Cloning and expression of a thermostable β-1,3-1,4-glucanase from Bacillus amyloliquefaciens ATCC 23350

We report the successful cloning and expression of a novel, heat-stable β-1,3-1,4-glucanase gene from Bacillus amyloliquefaciens ATCC 23350 which differs from the cloning of an enzyme previously isolated from this same bacterium. The enzymatic and specific activities of recombinant β-1,3-1,4-glucanase in high-cell-density fermentation were 80 U/ml and 91 U/mg, respectively. Following a three-step purification, the enzyme obtained was noted to be purified by 54.6-fold and had a molecular weight of approximately 26 kDa.

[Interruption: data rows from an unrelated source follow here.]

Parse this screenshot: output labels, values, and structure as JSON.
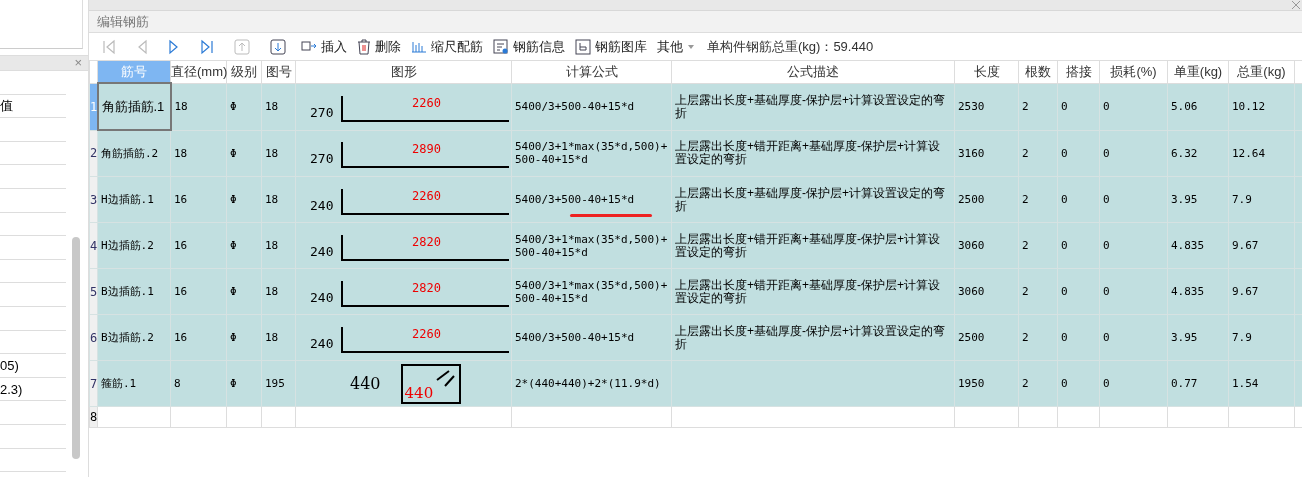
{
  "left_panel": {
    "close": "×",
    "cells": [
      "",
      "值",
      "",
      "",
      "",
      "",
      "",
      "",
      "",
      "",
      "",
      "",
      "05)",
      "2.3)",
      "",
      "",
      ""
    ]
  },
  "window": {
    "title": "编辑钢筋"
  },
  "toolbar": {
    "buttons": [
      {
        "kind": "first",
        "disabled": true
      },
      {
        "kind": "prev",
        "disabled": true
      },
      {
        "kind": "next",
        "disabled": false
      },
      {
        "kind": "last",
        "disabled": false
      },
      {
        "kind": "up",
        "disabled": true
      },
      {
        "kind": "down",
        "disabled": false
      },
      {
        "kind": "insert",
        "label": "插入"
      },
      {
        "kind": "delete",
        "label": "删除"
      },
      {
        "kind": "scale",
        "label": "缩尺配筋"
      },
      {
        "kind": "info",
        "label": "钢筋信息"
      },
      {
        "kind": "library",
        "label": "钢筋图库"
      },
      {
        "kind": "dropdown",
        "label": "其他"
      }
    ],
    "total": "单构件钢筋总重(kg)：59.440"
  },
  "table": {
    "columns": [
      "筋号",
      "直径(mm)",
      "级别",
      "图号",
      "图形",
      "计算公式",
      "公式描述",
      "长度",
      "根数",
      "搭接",
      "损耗(%)",
      "单重(kg)",
      "总重(kg)"
    ],
    "rows": [
      {
        "num": "1",
        "selected": true,
        "name": "角筋插筋.1",
        "dia": "18",
        "grade": "Φ",
        "fig": "18",
        "shape": {
          "kind": "bar",
          "hook": "270",
          "length": "2260"
        },
        "formula": "5400/3+500-40+15*d",
        "marked": false,
        "desc": "上层露出长度+基础厚度-保护层+计算设置设定的弯折",
        "len": "2530",
        "count": "2",
        "lap": "0",
        "loss": "0",
        "unit": "5.06",
        "total": "10.12"
      },
      {
        "num": "2",
        "selected": false,
        "name": "角筋插筋.2",
        "dia": "18",
        "grade": "Φ",
        "fig": "18",
        "shape": {
          "kind": "bar",
          "hook": "270",
          "length": "2890"
        },
        "formula": "5400/3+1*max(35*d,500)+500-40+15*d",
        "marked": false,
        "desc": "上层露出长度+错开距离+基础厚度-保护层+计算设置设定的弯折",
        "len": "3160",
        "count": "2",
        "lap": "0",
        "loss": "0",
        "unit": "6.32",
        "total": "12.64"
      },
      {
        "num": "3",
        "selected": false,
        "name": "H边插筋.1",
        "dia": "16",
        "grade": "Φ",
        "fig": "18",
        "shape": {
          "kind": "bar",
          "hook": "240",
          "length": "2260"
        },
        "formula": "5400/3+500-40+15*d",
        "marked": true,
        "desc": "上层露出长度+基础厚度-保护层+计算设置设定的弯折",
        "len": "2500",
        "count": "2",
        "lap": "0",
        "loss": "0",
        "unit": "3.95",
        "total": "7.9"
      },
      {
        "num": "4",
        "selected": false,
        "name": "H边插筋.2",
        "dia": "16",
        "grade": "Φ",
        "fig": "18",
        "shape": {
          "kind": "bar",
          "hook": "240",
          "length": "2820"
        },
        "formula": "5400/3+1*max(35*d,500)+500-40+15*d",
        "marked": false,
        "desc": "上层露出长度+错开距离+基础厚度-保护层+计算设置设定的弯折",
        "len": "3060",
        "count": "2",
        "lap": "0",
        "loss": "0",
        "unit": "4.835",
        "total": "9.67"
      },
      {
        "num": "5",
        "selected": false,
        "name": "B边插筋.1",
        "dia": "16",
        "grade": "Φ",
        "fig": "18",
        "shape": {
          "kind": "bar",
          "hook": "240",
          "length": "2820"
        },
        "formula": "5400/3+1*max(35*d,500)+500-40+15*d",
        "marked": false,
        "desc": "上层露出长度+错开距离+基础厚度-保护层+计算设置设定的弯折",
        "len": "3060",
        "count": "2",
        "lap": "0",
        "loss": "0",
        "unit": "4.835",
        "total": "9.67"
      },
      {
        "num": "6",
        "selected": false,
        "name": "B边插筋.2",
        "dia": "16",
        "grade": "Φ",
        "fig": "18",
        "shape": {
          "kind": "bar",
          "hook": "240",
          "length": "2260"
        },
        "formula": "5400/3+500-40+15*d",
        "marked": false,
        "desc": "上层露出长度+基础厚度-保护层+计算设置设定的弯折",
        "len": "2500",
        "count": "2",
        "lap": "0",
        "loss": "0",
        "unit": "3.95",
        "total": "7.9"
      },
      {
        "num": "7",
        "selected": false,
        "name": "箍筋.1",
        "dia": "8",
        "grade": "Φ",
        "fig": "195",
        "shape": {
          "kind": "stirrup",
          "hook": "440",
          "length": "440"
        },
        "formula": "2*(440+440)+2*(11.9*d)",
        "marked": false,
        "desc": "",
        "len": "1950",
        "count": "2",
        "lap": "0",
        "loss": "0",
        "unit": "0.77",
        "total": "1.54"
      }
    ],
    "blank_row": "8"
  }
}
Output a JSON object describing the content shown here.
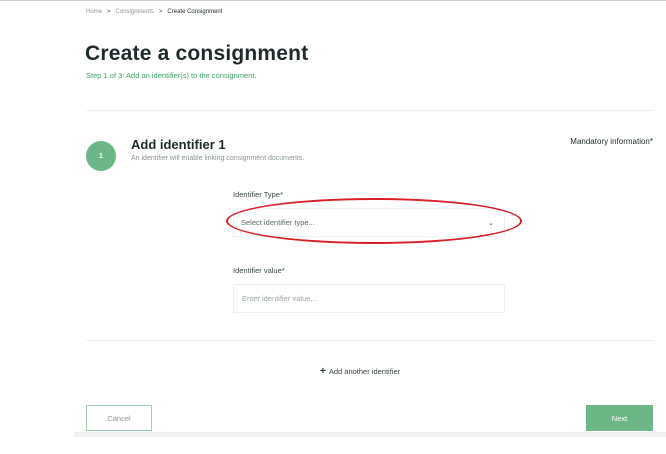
{
  "breadcrumb": {
    "items": [
      "Home",
      "Consignments",
      "Create Consignment"
    ],
    "separator": ">"
  },
  "page": {
    "title": "Create a consignment",
    "step_text": "Step 1 of 3: Add an identifier(s) to the consignment."
  },
  "section": {
    "step_number": "1",
    "title": "Add identifier 1",
    "subtitle": "An identifier will enable linking consignment documents.",
    "mandatory_note": "Mandatory information*"
  },
  "form": {
    "identifier_type_label": "Identifier Type*",
    "identifier_type_placeholder": "Select identifier type...",
    "identifier_value_label": "Identifier value*",
    "identifier_value_placeholder": "Enter identifier value..."
  },
  "actions": {
    "add_another": "Add another identifier",
    "cancel": "Cancel",
    "next": "Next"
  },
  "colors": {
    "accent_green": "#6cb688",
    "step_text_green": "#3fa36a",
    "annotation_red": "#d8202a"
  },
  "icons": {
    "select_chevron": "chevron-down-icon",
    "add": "plus-icon"
  }
}
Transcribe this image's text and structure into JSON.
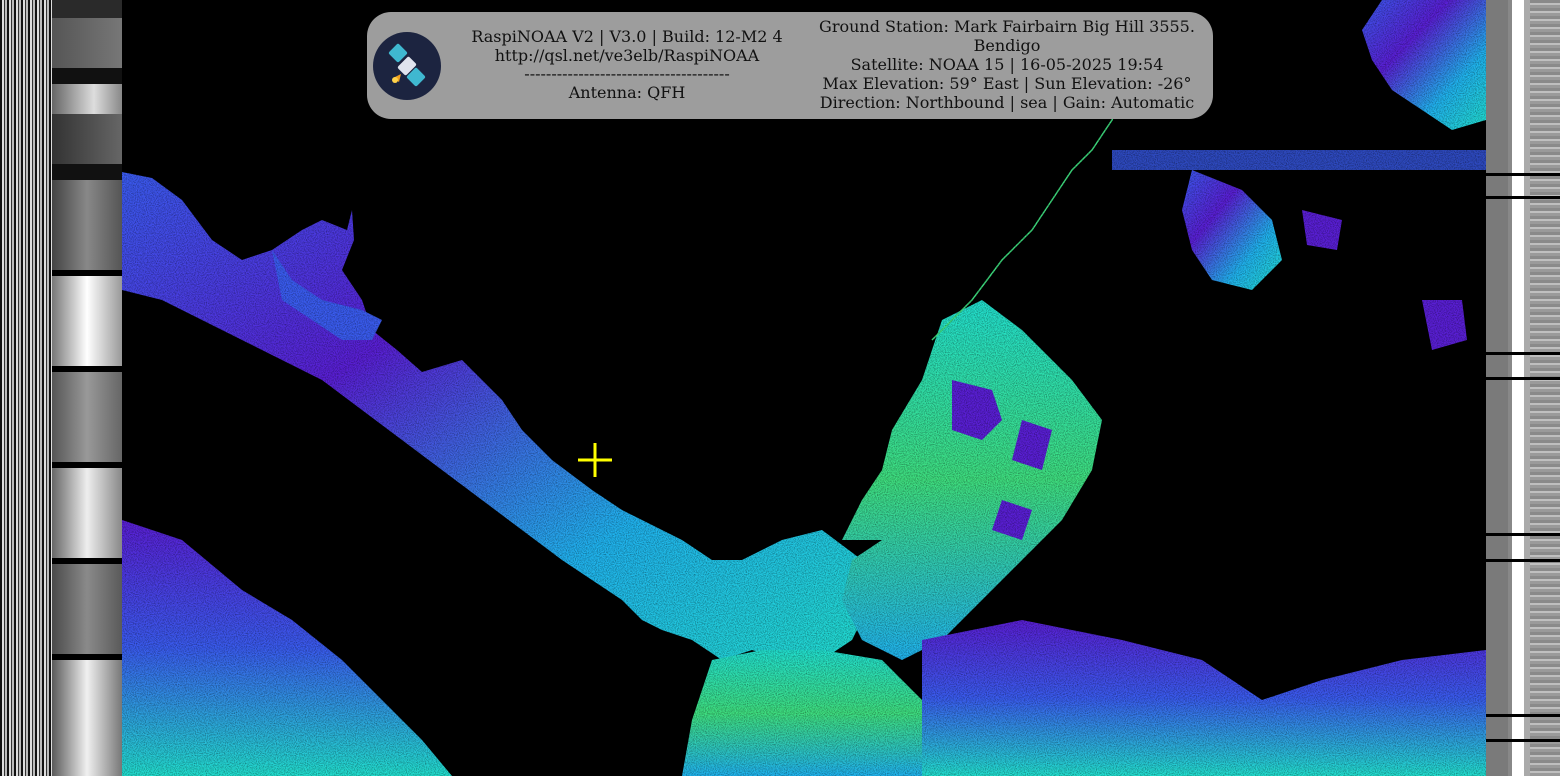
{
  "banner": {
    "left": {
      "line1": "RaspiNOAA V2 | V3.0 | Build: 12-M2 4",
      "line2": "http://qsl.net/ve3elb/RaspiNOAA",
      "divider": "--------------------------------------",
      "line4": "Antenna: QFH"
    },
    "right": {
      "line1": "Ground Station: Mark Fairbairn Big Hill 3555.",
      "line2": "Bendigo",
      "line3": "Satellite: NOAA 15 | 16-05-2025 19:54",
      "line4": "Max Elevation: 59° East | Sun Elevation: -26°",
      "line5": "Direction: Northbound | sea | Gain: Automatic"
    }
  },
  "colors": {
    "banner_bg": "#9d9d9d",
    "crosshair": "#ffff00",
    "palette": [
      "#5a1fd6",
      "#3a5cf0",
      "#20b4f0",
      "#22e0d0",
      "#3fe080",
      "#d0f040",
      "#ffe000"
    ]
  },
  "icons": {
    "logo": "satellite-logo-icon",
    "crosshair": "crosshair-icon"
  }
}
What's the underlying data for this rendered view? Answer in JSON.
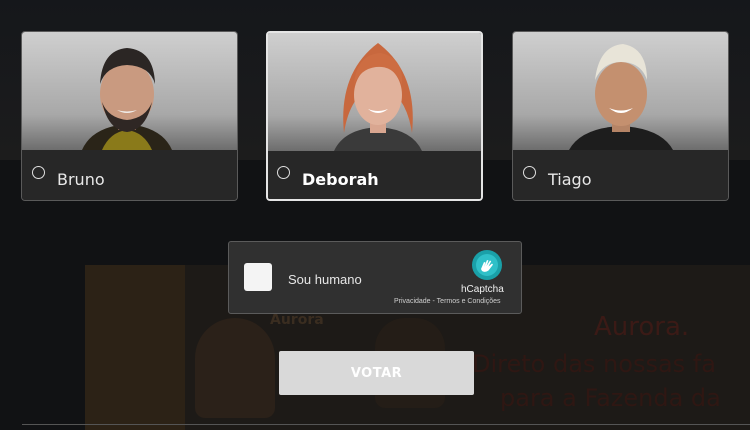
{
  "candidates": [
    {
      "name": "Bruno",
      "selected": false
    },
    {
      "name": "Deborah",
      "selected": true
    },
    {
      "name": "Tiago",
      "selected": false
    }
  ],
  "captcha": {
    "label": "Sou humano",
    "brand": "hCaptcha",
    "links": "Privacidade - Termos e Condições",
    "accent_color": "#0074bf",
    "icon": "hcaptcha-hand-icon"
  },
  "vote_button": {
    "label": "VOTAR"
  },
  "background": {
    "ad_brand": "Aurora.",
    "ad_line_1": "Direto das nossas fa",
    "ad_line_2": "para a Fazenda da",
    "product_brand": "Aurora"
  }
}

The half-life of recombinant β-1,3-1,4-glucanase at 90°C was 21 min, which is markedly higher than those of the previously reported β-1,3-1,4-glucanases isolated from the same bacterium. The recombinant enzyme also exhibited maximal activity at pH 6.0 and 50°C as well as a strict preference for oat β-glucan and lichenan. The metal ions Cu2+ and Mn2+ at a 1 mM concentration significantly enhanced enzymatic activity; however, other metallic ions, such as Fe3+, Zn2+, Fe2+, and Li+, inhibited enzymatic activity. The K m and V max values estimated for oat β-glucan were 12 mg/ml and 7500 U/min per milligram of protein, respectively. These favorable properties make this enzyme a potential candidate for utilization in the brewing and animal-feed additives industries.